O novo Código dos Valores Mobiliários reduz a exigência de dispersão de capital de 25 por cento para dez por cento, uma alteração aprovada em Lisboa pelo Governo e regulada pela Comissão do Mercado de Valores Mobiliários (CMVM) que simplifica a admissão de acções à negociação no mercado português. A medida, que vigora no quadro da modernização legislativa financeira, tem por objectivo desbloquear o acesso de pequenas e médias empresas a liquidez institucional e alinhar a praça lisboeta com as directivas da União Europeia.
A quebra substancial na fasquia mínima do chamado free float representa um alívio imediato para os fundadores societários. Ao descer a fasquia de um quarto para apenas uma décima parte do capital em mãos do público investidor, a lei salvaguarda posições de controlo accionista e convida estruturas com perfil familiar a explorar canais de financiamento alternativos à banca comercial.
Novo regime dinamiza segmentos de negociação multilateral
Além do mercado regulamentado tradicional gerido pela Euronext Lisboa, a CMVM passa a ter competência directa para registar segmentos operacionais vocacionados para pequenas e médias empresas em fase de expansão. Esta via rápida desenvolve-se através de sistemas multilaterais de negociação, concebidos com encargos de admissão mais comportáveis e menores exigências burocráticas de prospecto inicial.
A reforma aprofunda ainda o regime das ofertas públicas de aquisição. O Código dos Valores Mobiliários estabelece que, sempre que um investidor atinja 90 por cento dos direitos de voto e do capital social, é viável activar mecanismos de aquisição potestativa sobre as acções remanescentes, clarificando os termos de saída definitiva de sociedades cotadas.
Recomendações e análise financeira com requisitos transparentes
O quadro das recomendações de investimento recebe também critérios de flexibilidade na remuneração dos serviços prestados. Os intermediários financeiros continuam, contudo, obrigados a detalhar formalmente perante os seus clientes a proveniência e o montante de cada pagamento auferido.
A legislação integra igualmente os estudos patrocinados por emitentes, viabilizando que as cotadas custeiem análises independentes sobre o seu próprio desempenho patrimonial. A prática exige uma rotulagem inequívoca no documento, de modo a assegurar que o mercado distingue relatórios autónomos de avaliações directamente contratadas pela administração visada.

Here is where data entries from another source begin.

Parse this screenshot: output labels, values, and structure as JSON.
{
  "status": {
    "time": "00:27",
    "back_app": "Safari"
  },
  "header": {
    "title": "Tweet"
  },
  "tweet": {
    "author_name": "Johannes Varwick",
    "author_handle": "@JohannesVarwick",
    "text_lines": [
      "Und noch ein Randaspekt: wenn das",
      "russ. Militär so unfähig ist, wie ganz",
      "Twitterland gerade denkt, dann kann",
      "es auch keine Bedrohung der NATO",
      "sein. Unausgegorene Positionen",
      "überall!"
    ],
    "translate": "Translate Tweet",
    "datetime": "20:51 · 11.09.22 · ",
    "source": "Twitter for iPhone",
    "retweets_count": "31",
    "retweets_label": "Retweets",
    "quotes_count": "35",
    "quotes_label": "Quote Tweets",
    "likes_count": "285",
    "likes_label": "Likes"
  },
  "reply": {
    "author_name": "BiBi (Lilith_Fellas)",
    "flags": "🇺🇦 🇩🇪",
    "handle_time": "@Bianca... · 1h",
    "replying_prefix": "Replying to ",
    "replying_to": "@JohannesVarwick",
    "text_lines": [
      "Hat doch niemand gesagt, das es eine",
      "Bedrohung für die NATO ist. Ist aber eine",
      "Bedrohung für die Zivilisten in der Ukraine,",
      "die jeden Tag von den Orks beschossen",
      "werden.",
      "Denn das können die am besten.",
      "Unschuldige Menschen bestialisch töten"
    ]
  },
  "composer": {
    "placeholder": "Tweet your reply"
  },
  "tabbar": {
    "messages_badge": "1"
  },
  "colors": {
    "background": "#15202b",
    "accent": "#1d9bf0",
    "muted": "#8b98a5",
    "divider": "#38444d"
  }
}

Suspensão de acções ajustada ao tempo estritamente útil
As regras procedimentais eliminam a obrigação de renovar ordens de suspensão da negociação a cada dez dias de calendário. Com a nova redacção legal, a interrupção das transacções de um título perdura apenas o intervalo exacto que for indispensável para afastar a perturbação anómala de liquidez ou recolocar o fluxo de informação simétrica, mantendo-se o dever de comunicação célere ao supervisor nacional e aos aforradores. Em paralelo, as entidades envolvidas em liquidação ou insolvência deixam de suportar o envio sucessivo de extractos sem movimentos.
A médio prazo, o sector prepara a adesão ao European Single Access Point, plataforma comunitária que reunirá dados contabilísticos e factores de sustentabilidade a partir de um portal informático central. A convergência comunitária prevê etapas transitórias em 2028 e 2030, completando um ciclo de supervisão que visa conferir solidez institucional sem onerar as firmas com custos cartórios desnecessários.